Palpitation of the heart originating in grief, with pain in left side of chest and down left arm; also with numbness of the fingers.
Attacks of palpitation with great mental depression, self-reproaches, anxiety and fear of loss of reason.
Heart murmurs: blowing, ‘bruit de souffle’ (whistling noise); dull rushing and rumbling.
Stomach
Complete loss of appetite, with disgust of odours of food, with a clean tongue; also with an indescribable sensation of emptiness in the stomach. Sometimes there is a desire for bitter food. Or else: violent sensation of hunger on waking, soon followed by complete loss of appetite with a sensation as though the food stood up in the throat.
Violent thirst, especially for cold and sour drinks.
Extreme nausea: deathly, ‘as if he should die’; in recurrent attacks; especially in the morning on waking; with inclination to vomit and actual vomiting.
‘Sensation of fullness and nausea, with a clean tongue’.

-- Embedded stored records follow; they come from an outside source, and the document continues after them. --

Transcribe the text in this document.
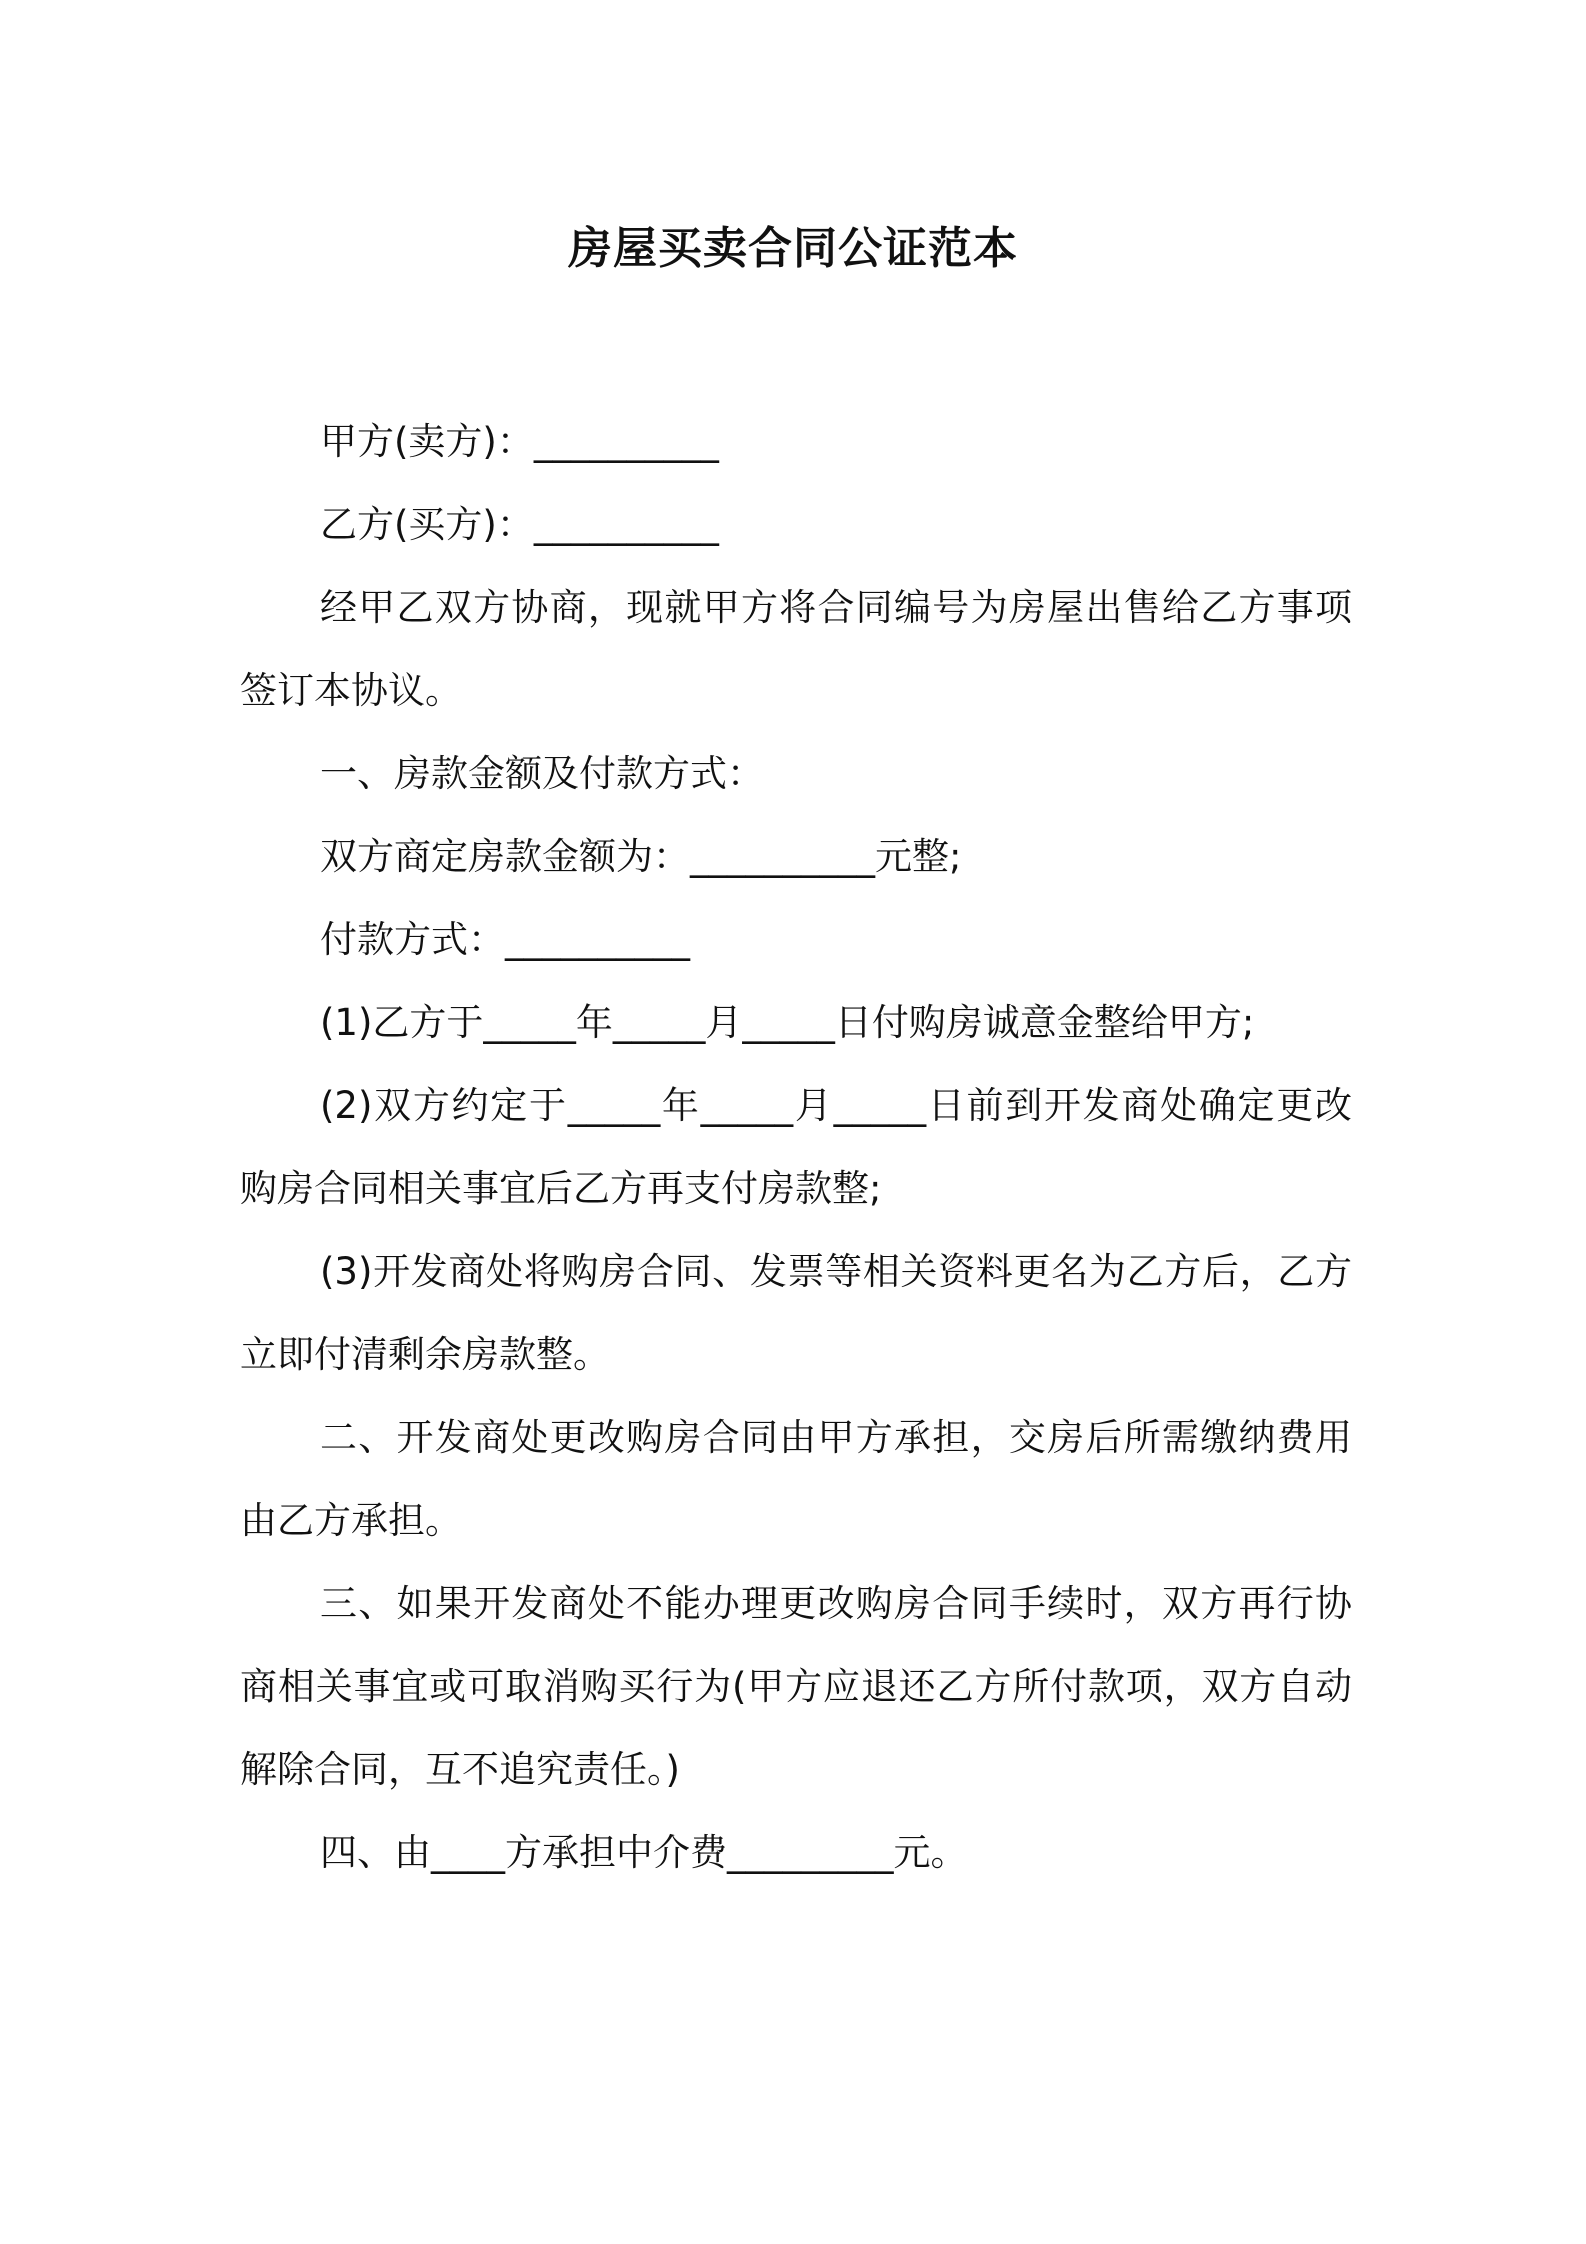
房屋买卖合同公证范本

甲方(卖方)：__________

乙方(买方)：__________

经甲乙双方协商，现就甲方将合同编号为房屋出售给乙方事项签订本协议。

一、房款金额及付款方式：

双方商定房款金额为：__________元整;

付款方式：__________

(1)乙方于_____年_____月_____日付购房诚意金整给甲方;

(2)双方约定于_____年_____月_____日前到开发商处确定更改购房合同相关事宜后乙方再支付房款整;

(3)开发商处将购房合同、发票等相关资料更名为乙方后，乙方立即付清剩余房款整。

二、开发商处更改购房合同由甲方承担，交房后所需缴纳费用由乙方承担。

三、如果开发商处不能办理更改购房合同手续时，双方再行协商相关事宜或可取消购买行为(甲方应退还乙方所付款项，双方自动解除合同，互不追究责任。)

四、由____方承担中介费_________元。
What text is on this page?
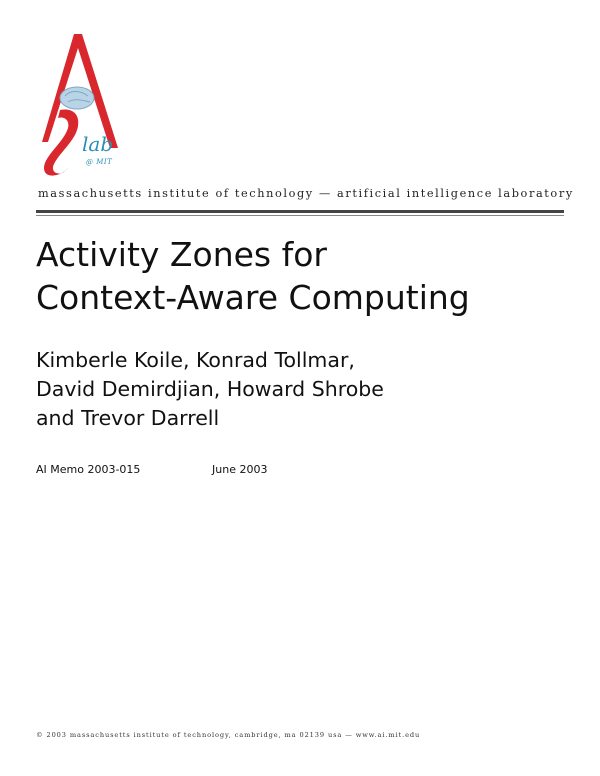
lab
@ MIT
massachusetts institute of technology — artificial intelligence laboratory
Activity Zones for
Context-Aware Computing
Kimberle Koile, Konrad Tollmar,
David Demirdjian, Howard Shrobe
and Trevor Darrell
AI Memo 2003-015	June 2003
© 2003 massachusetts institute of technology, cambridge, ma 02139 usa — www.ai.mit.edu
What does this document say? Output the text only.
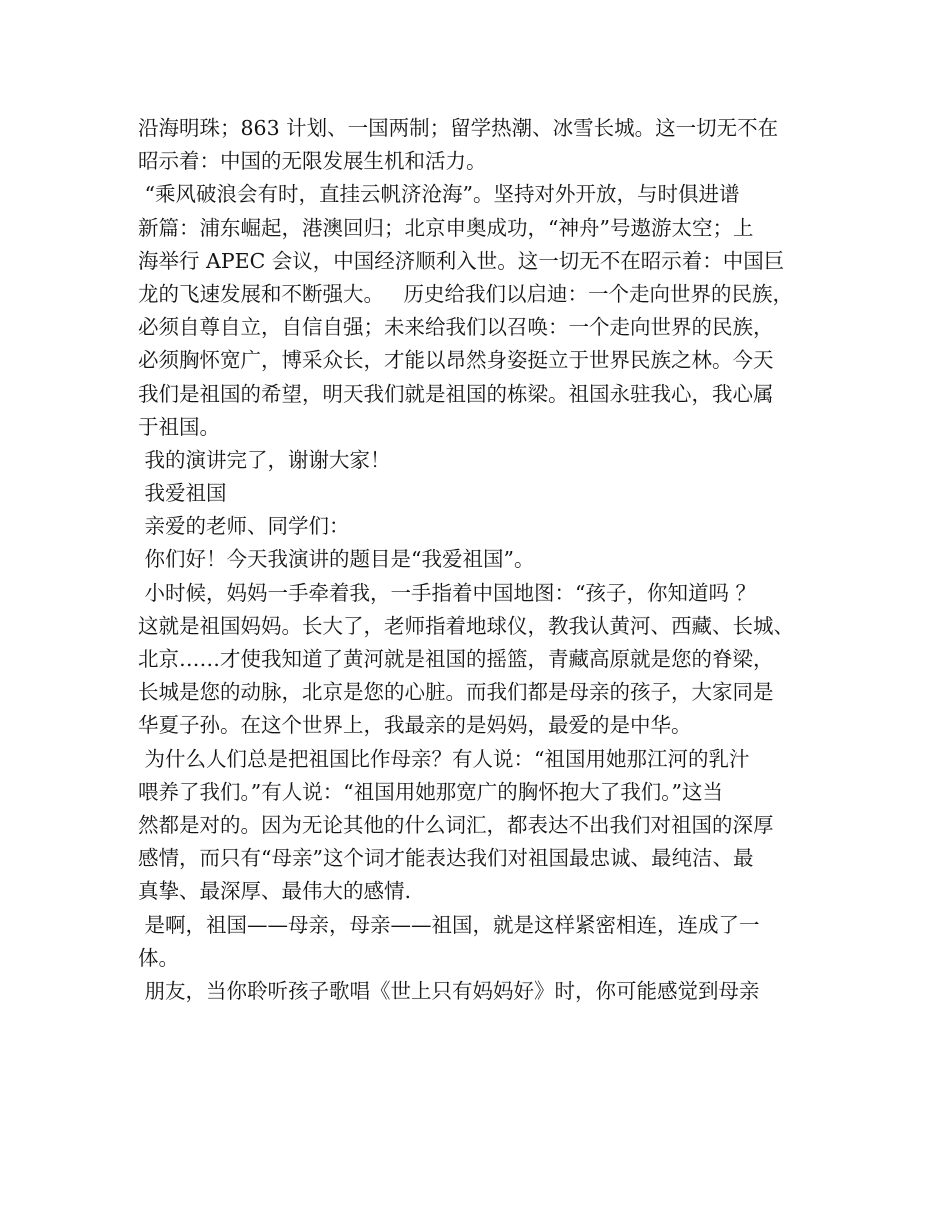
沿海明珠；863 计划、一国两制；留学热潮、冰雪长城。这一切无不在
昭示着：中国的无限发展生机和活力。
“乘风破浪会有时，直挂云帆济沧海”。坚持对外开放，与时俱进谱
新篇：浦东崛起，港澳回归；北京申奥成功，“神舟”号遨游太空；上
海举行 APEC 会议，中国经济顺利入世。这一切无不在昭示着：中国巨
龙的飞速发展和不断强大。   历史给我们以启迪：一个走向世界的民族，
必须自尊自立，自信自强；未来给我们以召唤：一个走向世界的民族，
必须胸怀宽广，博采众长，才能以昂然身姿挺立于世界民族之林。今天
我们是祖国的希望，明天我们就是祖国的栋梁。祖国永驻我心，我心属
于祖国。
我的演讲完了，谢谢大家！
我爱祖国
亲爱的老师、同学们：
你们好！今天我演讲的题目是“我爱祖国”。
小时候，妈妈一手牵着我，一手指着中国地图：“孩子，你知道吗 ？
这就是祖国妈妈。长大了，老师指着地球仪，教我认黄河、西藏、长城、
北京……才使我知道了黄河就是祖国的摇篮，青藏高原就是您的脊梁，
长城是您的动脉，北京是您的心脏。而我们都是母亲的孩子，大家同是
华夏子孙。在这个世界上，我最亲的是妈妈，最爱的是中华。
为什么人们总是把祖国比作母亲？有人说：“祖国用她那江河的乳汁
喂养了我们。”有人说：“祖国用她那宽广的胸怀抱大了我们。”这当
然都是对的。因为无论其他的什么词汇，都表达不出我们对祖国的深厚
感情，而只有“母亲”这个词才能表达我们对祖国最忠诚、最纯洁、最
真挚、最深厚、最伟大的感情.
是啊，祖国——母亲，母亲——祖国，就是这样紧密相连，连成了一
体。
朋友，当你聆听孩子歌唱《世上只有妈妈好》时，你可能感觉到母亲
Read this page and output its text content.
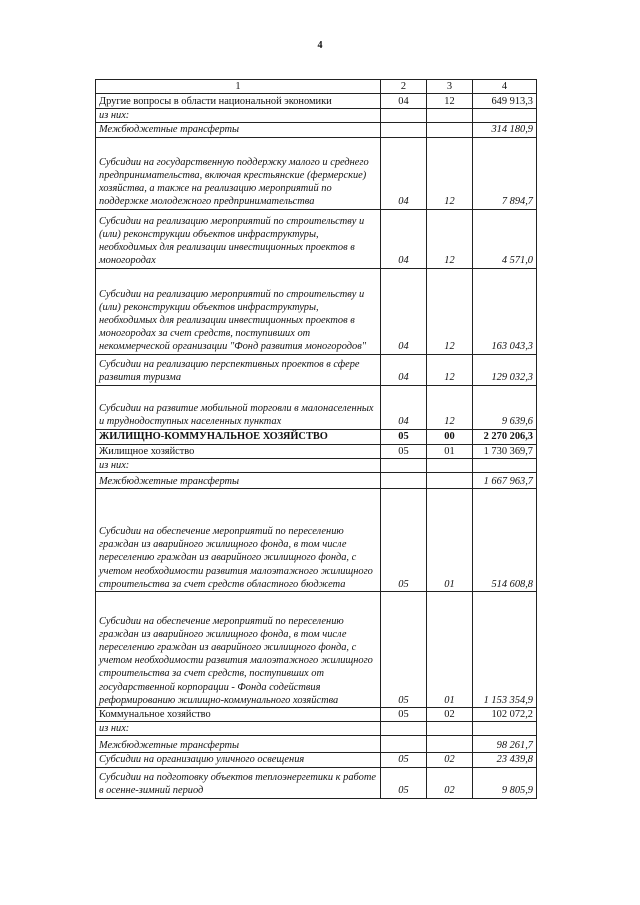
4
1	2	3	4
Другие вопросы в области национальной экономики	04	12	649 913,3
из них:			
Межбюджетные трансферты			314 180,9
Субсидии на государственную поддержку малого и среднего предпринимательства, включая крестьянские (фермерские) хозяйства, а также на реализацию мероприятий по поддержке молодежного предпринимательства	04	12	7 894,7
Субсидии на реализацию мероприятий по строительству и (или) реконструкции объектов инфраструктуры, необходимых для реализации инвестиционных проектов в моногородах	04	12	4 571,0
Субсидии на реализацию мероприятий по строительству и (или) реконструкции объектов инфраструктуры, необходимых для реализации инвестиционных проектов в моногородах за счет средств, поступивших от некоммерческой организации "Фонд развития моногородов"	04	12	163 043,3
Субсидии на реализацию перспективных проектов в сфере развития туризма	04	12	129 032,3
Субсидии на развитие мобильной торговли в малонаселенных и труднодоступных населенных пунктах	04	12	9 639,6
ЖИЛИЩНО-КОММУНАЛЬНОЕ ХОЗЯЙСТВО	05	00	2 270 206,3
Жилищное хозяйство	05	01	1 730 369,7
из них:			
Межбюджетные трансферты			1 667 963,7
Субсидии на обеспечение мероприятий по переселению граждан из аварийного жилищного фонда, в том числе переселению граждан из аварийного жилищного фонда, с учетом необходимости развития малоэтажного жилищного строительства за счет средств областного бюджета	05	01	514 608,8
Субсидии на обеспечение мероприятий по переселению граждан из аварийного жилищного фонда, в том числе переселению граждан из аварийного жилищного фонда, с учетом необходимости развития малоэтажного жилищного строительства за счет средств, поступивших от государственной корпорации - Фонда содействия реформированию жилищно-коммунального хозяйства	05	01	1 153 354,9
Коммунальное хозяйство	05	02	102 072,2
из них:			
Межбюджетные трансферты			98 261,7
Субсидии на организацию уличного освещения	05	02	23 439,8
Субсидии на подготовку объектов теплоэнергетики к работе в осенне-зимний период	05	02	9 805,9
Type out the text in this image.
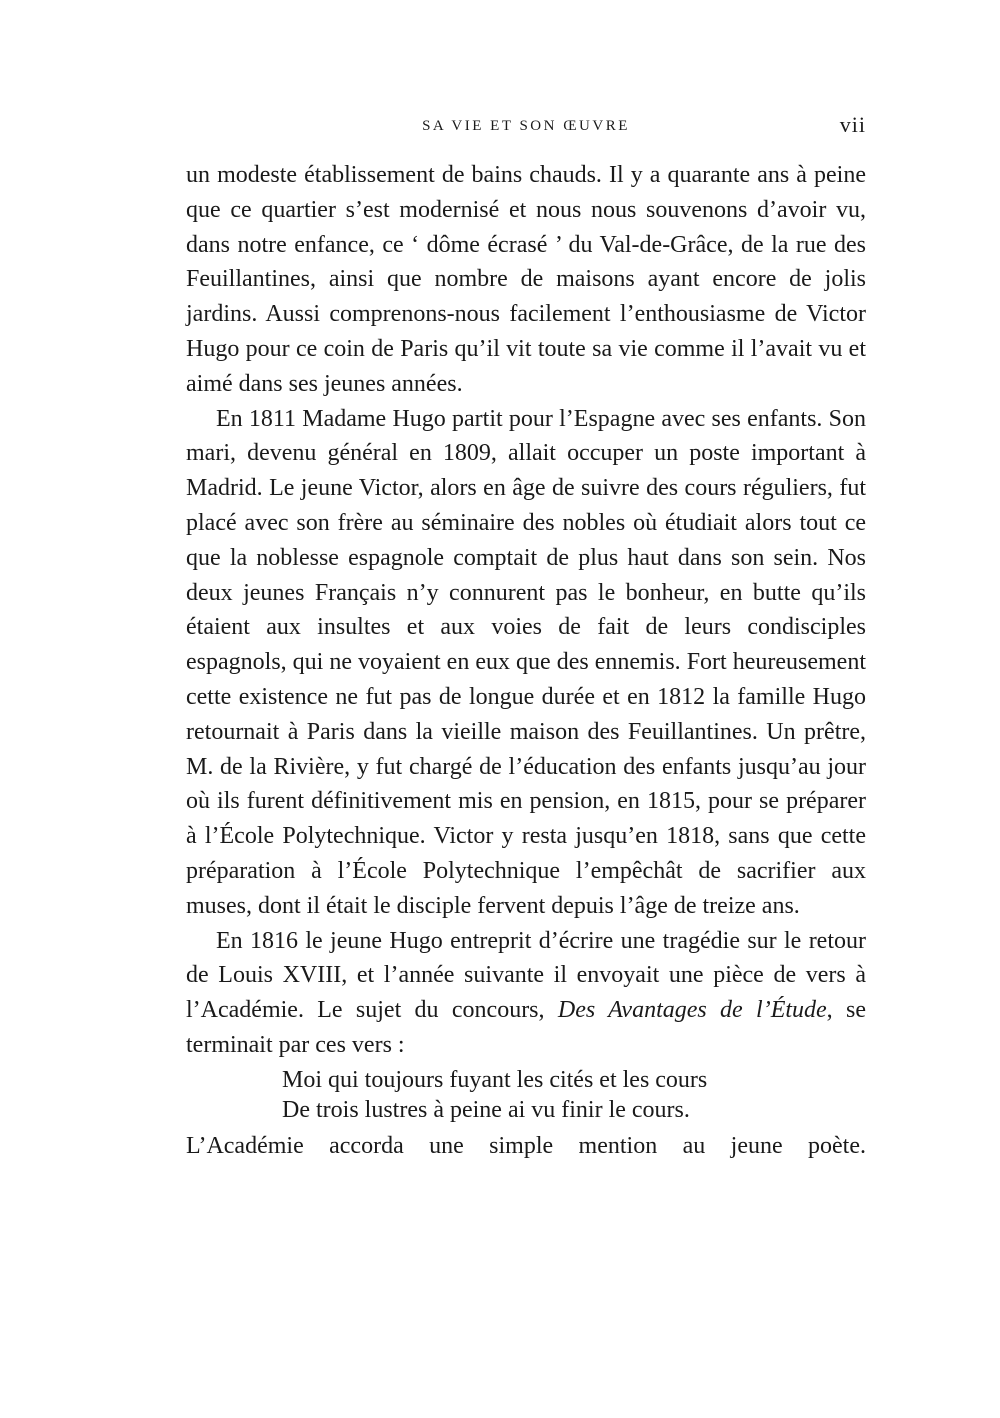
SA VIE ET SON ŒUVRE	vii

un modeste établissement de bains chauds. Il y a quarante ans à peine que ce quartier s’est modernisé et nous nous souvenons d’avoir vu, dans notre enfance, ce ‘ dôme écrasé ’ du Val-de-Grâce, de la rue des Feuillantines, ainsi que nombre de maisons ayant encore de jolis jardins. Aussi comprenons-nous facilement l’enthousiasme de Victor Hugo pour ce coin de Paris qu’il vit toute sa vie comme il l’avait vu et aimé dans ses jeunes années.

En 1811 Madame Hugo partit pour l’Espagne avec ses enfants. Son mari, devenu général en 1809, allait occuper un poste important à Madrid. Le jeune Victor, alors en âge de suivre des cours réguliers, fut placé avec son frère au séminaire des nobles où étudiait alors tout ce que la noblesse espagnole comptait de plus haut dans son sein. Nos deux jeunes Français n’y connurent pas le bonheur, en butte qu’ils étaient aux insultes et aux voies de fait de leurs condisciples espagnols, qui ne voyaient en eux que des ennemis. Fort heureusement cette existence ne fut pas de longue durée et en 1812 la famille Hugo retournait à Paris dans la vieille maison des Feuillantines. Un prêtre, M. de la Rivière, y fut chargé de l’éducation des enfants jusqu’au jour où ils furent définitivement mis en pension, en 1815, pour se préparer à l’École Polytechnique. Victor y resta jusqu’en 1818, sans que cette préparation à l’École Polytechnique l’empêchât de sacrifier aux muses, dont il était le disciple fervent depuis l’âge de treize ans.

En 1816 le jeune Hugo entreprit d’écrire une tragédie sur le retour de Louis XVIII, et l’année suivante il envoyait une pièce de vers à l’Académie. Le sujet du concours, Des Avantages de l’Étude, se terminait par ces vers :

Moi qui toujours fuyant les cités et les cours
De trois lustres à peine ai vu finir le cours.

L’Académie accorda une simple mention au jeune poète.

The nausea is usually coupled with a tremendous sensation of weakness in the stomach, ‘like a sinking, as if life were becoming extinct’. This ‘deathly’ feeling is very characteristic, and a footnote in Hahnemann’s Materia Medica Pura says: ‘All patients used the same expressions for this complaint’. Great mental depression and sensations of apprehension in the epigastric region may also accompany the nausea.
A characteristic of Digitalis is also nausea remaining after vomiting. Vomiting of mucus and food, the things eaten are wrapped in white mucus; with amelioration of the bellyache. ‘Vomiting, first of food, then of bile’.
A sharp burning, extending from the stomach into the oesophagus and lasting the whole day.
Indigestion with nausea in the morning, frequent vomiting, bitter taste, loss of appetite, thirst, diarrhoea, vertigo and frontal headache.
Great sensitivity in epigastric region, producing frequent deep sighs.
Stitching pain, beginning in the pit of the stomach and extending to the sides and to the back.